Parliamentary Reform in Britain, c. 1770-1918 (Seminar Studies) by Eric J. Evans

Parliamentary Reform in Britain, c. 1770-1918 (Seminar Studies) by Eric J. Evans

Author:Eric J. Evans [Evans, Eric J.]
Language: eng
Format: azw3
ISBN: 9781317886235
Publisher: Taylor and Francis
Published: 2014-07-22T04:00:00+00:00


WOMEN AND LOCAL POLITICS

Many sceptics about women’s suffrage in the 1880s also pointed out that women already had the franchise in many areas of public life which, if not exactly personal, might be considered literally closer to the world of home and hearth. Women ratepayers could vote for poor law guardians under the terms of the Poor Law Amendment Act of 1834. The Municipal Franchise Act of 1869 permitted women ratepayers to vote on the same terms as men, though this was restricted to unmarried women three years later [98 p. 7] (see Chronology). They could not only vote for school boards after their creation under the Education Act of 1870 but could also be elected to those boards. The County Councils Act of 1888, which followed the third Reform Act, also gave women householders the vote. The Parish and Rural District Councils Act of 1894 permitted them both to vote and to stand as candidates. By 1900, about one million unmarried ratepaying women qualified for the vote in local elections. By no means all were middle class, as was the widespread assumption both at the time and among historians until recently [98 p. 32]. John Burns, an ex-engineer, trade unionist and Labour politician in London who later joined the Liberal party, passed legislation in 1907 permitting women to stand as candidates in both borough and county council elections.

Male supporters of a woman’s franchise, such as William Woodall, Burns and David Lloyd George, noted that women had exercised the local vote sensibly. Their record as local representatives on district councils, school boards and the like had generally been exemplary. As Burns pointed out in 1907, ‘In regard to disorderly houses, and in many questions of public health administration, women were better suited than men, in many cases they were the only persons qualified to carry out the work’ [98 p. 46]. Opponents turned these arguments around by suggesting that such service only confirmed that separate spheres did exist and that women were best kept away from central politics. Supporters responded by pointing out how much legislation in Edwardian England was concerned with home and family. As Ethel Snowden, the suffrage campaigner who was also the wife of the Labour pacifist politician Philip Snowden, put it in her book, The Feminist Movement (1913): ‘because the special sphere of woman is the home, women ought to have the vote’ [18 p. 208].

The dominant suffragist argument was that women deserved the vote on the same terms as men.
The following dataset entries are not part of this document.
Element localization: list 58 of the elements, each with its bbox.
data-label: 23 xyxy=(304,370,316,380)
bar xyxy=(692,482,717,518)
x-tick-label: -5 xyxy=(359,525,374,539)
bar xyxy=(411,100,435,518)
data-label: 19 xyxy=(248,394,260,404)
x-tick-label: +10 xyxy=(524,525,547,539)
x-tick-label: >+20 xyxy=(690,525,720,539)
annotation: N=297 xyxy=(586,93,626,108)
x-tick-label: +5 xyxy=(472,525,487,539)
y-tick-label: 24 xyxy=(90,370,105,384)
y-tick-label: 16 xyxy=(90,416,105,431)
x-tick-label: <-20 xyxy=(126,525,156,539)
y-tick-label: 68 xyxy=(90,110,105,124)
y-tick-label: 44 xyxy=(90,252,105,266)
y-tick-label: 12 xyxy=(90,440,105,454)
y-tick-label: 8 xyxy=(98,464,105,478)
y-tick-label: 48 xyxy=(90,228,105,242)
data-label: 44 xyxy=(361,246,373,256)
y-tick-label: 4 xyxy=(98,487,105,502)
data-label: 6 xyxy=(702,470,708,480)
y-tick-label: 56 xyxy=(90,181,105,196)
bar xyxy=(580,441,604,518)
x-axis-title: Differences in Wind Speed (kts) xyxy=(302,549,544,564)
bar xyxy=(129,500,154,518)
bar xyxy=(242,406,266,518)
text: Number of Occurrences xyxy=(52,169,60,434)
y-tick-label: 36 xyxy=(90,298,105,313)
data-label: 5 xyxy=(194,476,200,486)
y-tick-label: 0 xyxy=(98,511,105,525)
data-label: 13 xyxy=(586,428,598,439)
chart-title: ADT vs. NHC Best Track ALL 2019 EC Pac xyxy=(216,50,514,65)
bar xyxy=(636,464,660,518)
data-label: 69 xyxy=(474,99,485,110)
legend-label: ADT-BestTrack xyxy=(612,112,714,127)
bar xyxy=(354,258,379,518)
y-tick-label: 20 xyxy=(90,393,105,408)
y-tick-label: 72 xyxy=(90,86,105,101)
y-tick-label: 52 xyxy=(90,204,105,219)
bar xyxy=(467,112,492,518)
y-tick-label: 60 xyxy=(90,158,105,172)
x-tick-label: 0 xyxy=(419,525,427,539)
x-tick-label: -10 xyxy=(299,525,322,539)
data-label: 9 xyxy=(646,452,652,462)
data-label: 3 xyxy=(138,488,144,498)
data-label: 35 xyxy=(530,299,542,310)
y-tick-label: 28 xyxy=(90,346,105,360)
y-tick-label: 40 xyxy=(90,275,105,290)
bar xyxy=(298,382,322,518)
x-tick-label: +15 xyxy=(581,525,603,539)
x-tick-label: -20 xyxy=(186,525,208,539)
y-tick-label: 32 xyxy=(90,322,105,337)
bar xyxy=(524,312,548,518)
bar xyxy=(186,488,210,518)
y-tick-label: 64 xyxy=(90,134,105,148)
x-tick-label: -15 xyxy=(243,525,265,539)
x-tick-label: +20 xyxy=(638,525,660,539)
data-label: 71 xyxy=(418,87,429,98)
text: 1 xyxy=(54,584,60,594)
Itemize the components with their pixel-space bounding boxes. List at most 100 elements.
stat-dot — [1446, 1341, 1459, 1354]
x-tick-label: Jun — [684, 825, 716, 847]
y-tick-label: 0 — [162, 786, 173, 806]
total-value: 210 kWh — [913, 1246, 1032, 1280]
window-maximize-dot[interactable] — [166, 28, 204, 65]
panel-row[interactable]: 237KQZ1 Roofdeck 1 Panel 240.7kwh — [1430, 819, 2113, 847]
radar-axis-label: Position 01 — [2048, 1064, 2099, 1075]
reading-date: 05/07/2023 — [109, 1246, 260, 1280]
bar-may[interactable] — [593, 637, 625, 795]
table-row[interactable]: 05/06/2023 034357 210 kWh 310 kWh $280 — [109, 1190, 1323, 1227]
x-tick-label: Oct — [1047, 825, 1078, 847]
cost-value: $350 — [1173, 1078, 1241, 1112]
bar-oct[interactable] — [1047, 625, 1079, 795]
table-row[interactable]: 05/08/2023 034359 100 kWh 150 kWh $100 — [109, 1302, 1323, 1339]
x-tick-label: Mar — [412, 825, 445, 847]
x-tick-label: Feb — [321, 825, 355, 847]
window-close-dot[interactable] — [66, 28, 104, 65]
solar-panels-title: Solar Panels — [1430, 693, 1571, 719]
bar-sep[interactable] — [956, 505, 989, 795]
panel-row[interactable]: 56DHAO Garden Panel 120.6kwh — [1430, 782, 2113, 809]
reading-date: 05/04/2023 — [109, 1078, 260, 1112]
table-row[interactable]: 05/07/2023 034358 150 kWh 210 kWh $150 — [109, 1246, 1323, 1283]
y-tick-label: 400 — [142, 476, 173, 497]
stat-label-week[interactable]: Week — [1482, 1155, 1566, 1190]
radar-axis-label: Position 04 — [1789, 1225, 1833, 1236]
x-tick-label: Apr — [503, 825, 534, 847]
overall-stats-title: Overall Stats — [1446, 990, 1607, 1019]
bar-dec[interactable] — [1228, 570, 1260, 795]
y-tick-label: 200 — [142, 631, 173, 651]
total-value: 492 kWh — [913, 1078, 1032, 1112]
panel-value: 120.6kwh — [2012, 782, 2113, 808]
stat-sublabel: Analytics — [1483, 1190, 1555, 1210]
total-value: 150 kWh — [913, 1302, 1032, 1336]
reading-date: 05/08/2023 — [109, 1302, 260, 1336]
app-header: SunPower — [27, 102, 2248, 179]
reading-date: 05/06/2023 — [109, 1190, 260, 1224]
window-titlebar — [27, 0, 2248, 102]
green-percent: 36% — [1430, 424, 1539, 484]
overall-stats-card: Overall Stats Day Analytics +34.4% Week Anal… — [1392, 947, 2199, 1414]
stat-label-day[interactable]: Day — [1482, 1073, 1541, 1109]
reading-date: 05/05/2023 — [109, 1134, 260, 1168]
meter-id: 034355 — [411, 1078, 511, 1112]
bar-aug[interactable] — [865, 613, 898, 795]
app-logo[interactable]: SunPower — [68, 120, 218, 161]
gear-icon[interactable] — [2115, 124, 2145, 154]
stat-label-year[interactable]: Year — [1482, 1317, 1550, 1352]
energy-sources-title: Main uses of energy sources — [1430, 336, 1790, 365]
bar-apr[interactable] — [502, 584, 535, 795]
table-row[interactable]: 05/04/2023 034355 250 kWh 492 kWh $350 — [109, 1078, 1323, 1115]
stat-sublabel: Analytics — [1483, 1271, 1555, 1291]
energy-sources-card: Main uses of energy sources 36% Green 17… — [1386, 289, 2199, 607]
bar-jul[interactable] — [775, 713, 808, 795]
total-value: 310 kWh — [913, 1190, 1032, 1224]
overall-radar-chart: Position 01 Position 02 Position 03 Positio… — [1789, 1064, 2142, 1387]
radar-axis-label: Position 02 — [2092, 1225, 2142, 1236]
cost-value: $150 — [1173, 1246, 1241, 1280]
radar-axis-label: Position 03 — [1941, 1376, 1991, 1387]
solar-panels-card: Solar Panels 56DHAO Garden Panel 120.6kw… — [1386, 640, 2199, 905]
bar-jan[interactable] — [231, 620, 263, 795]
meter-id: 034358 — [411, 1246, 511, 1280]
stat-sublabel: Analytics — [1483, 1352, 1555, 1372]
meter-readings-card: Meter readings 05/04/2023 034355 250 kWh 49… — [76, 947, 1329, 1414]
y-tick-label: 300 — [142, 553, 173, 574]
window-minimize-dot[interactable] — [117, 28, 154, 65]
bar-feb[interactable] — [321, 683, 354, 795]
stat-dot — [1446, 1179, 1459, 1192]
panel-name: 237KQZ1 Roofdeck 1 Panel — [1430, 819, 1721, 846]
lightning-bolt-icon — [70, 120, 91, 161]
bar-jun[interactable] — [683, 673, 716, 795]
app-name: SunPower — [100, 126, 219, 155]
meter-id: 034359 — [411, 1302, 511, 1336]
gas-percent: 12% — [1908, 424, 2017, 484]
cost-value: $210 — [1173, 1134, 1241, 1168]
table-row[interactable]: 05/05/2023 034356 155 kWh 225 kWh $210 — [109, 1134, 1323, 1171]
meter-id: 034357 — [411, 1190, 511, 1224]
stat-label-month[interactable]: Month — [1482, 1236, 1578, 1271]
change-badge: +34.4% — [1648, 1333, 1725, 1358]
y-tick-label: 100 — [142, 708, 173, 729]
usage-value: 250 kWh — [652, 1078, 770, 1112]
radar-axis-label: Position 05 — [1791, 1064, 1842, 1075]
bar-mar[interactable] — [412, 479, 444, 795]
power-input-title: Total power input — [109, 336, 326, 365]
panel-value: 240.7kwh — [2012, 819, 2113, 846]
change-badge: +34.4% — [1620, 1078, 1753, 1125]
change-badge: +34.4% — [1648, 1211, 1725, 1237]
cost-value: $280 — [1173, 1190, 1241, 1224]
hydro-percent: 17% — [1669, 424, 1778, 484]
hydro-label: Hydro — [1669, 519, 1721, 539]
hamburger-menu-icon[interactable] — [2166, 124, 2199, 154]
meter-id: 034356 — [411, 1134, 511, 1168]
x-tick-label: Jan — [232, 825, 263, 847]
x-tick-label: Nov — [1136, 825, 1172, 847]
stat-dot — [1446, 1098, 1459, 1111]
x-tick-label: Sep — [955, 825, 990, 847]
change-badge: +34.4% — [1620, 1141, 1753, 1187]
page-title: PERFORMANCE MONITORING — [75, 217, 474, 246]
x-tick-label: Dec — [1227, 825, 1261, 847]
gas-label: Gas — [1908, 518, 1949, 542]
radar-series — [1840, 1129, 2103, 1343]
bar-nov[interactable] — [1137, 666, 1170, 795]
The changes of 1867–68 and 1884 produced, in effect, a household suffrage (see p. 73). Such a qualification would result in a franchise skewed towards spinsters and widows. This grated with many MPs. They had assimilated the ‘separate spheres’ argument and argued that women were not ‘proper’ examples of their sex unless they had fulfilled their manifest destiny to marry. Also, why should the house-owning brothel madam have the vote when the respectable wife was denied it [17]? Such reasoning ignored the uncomfortable fact of demographic change.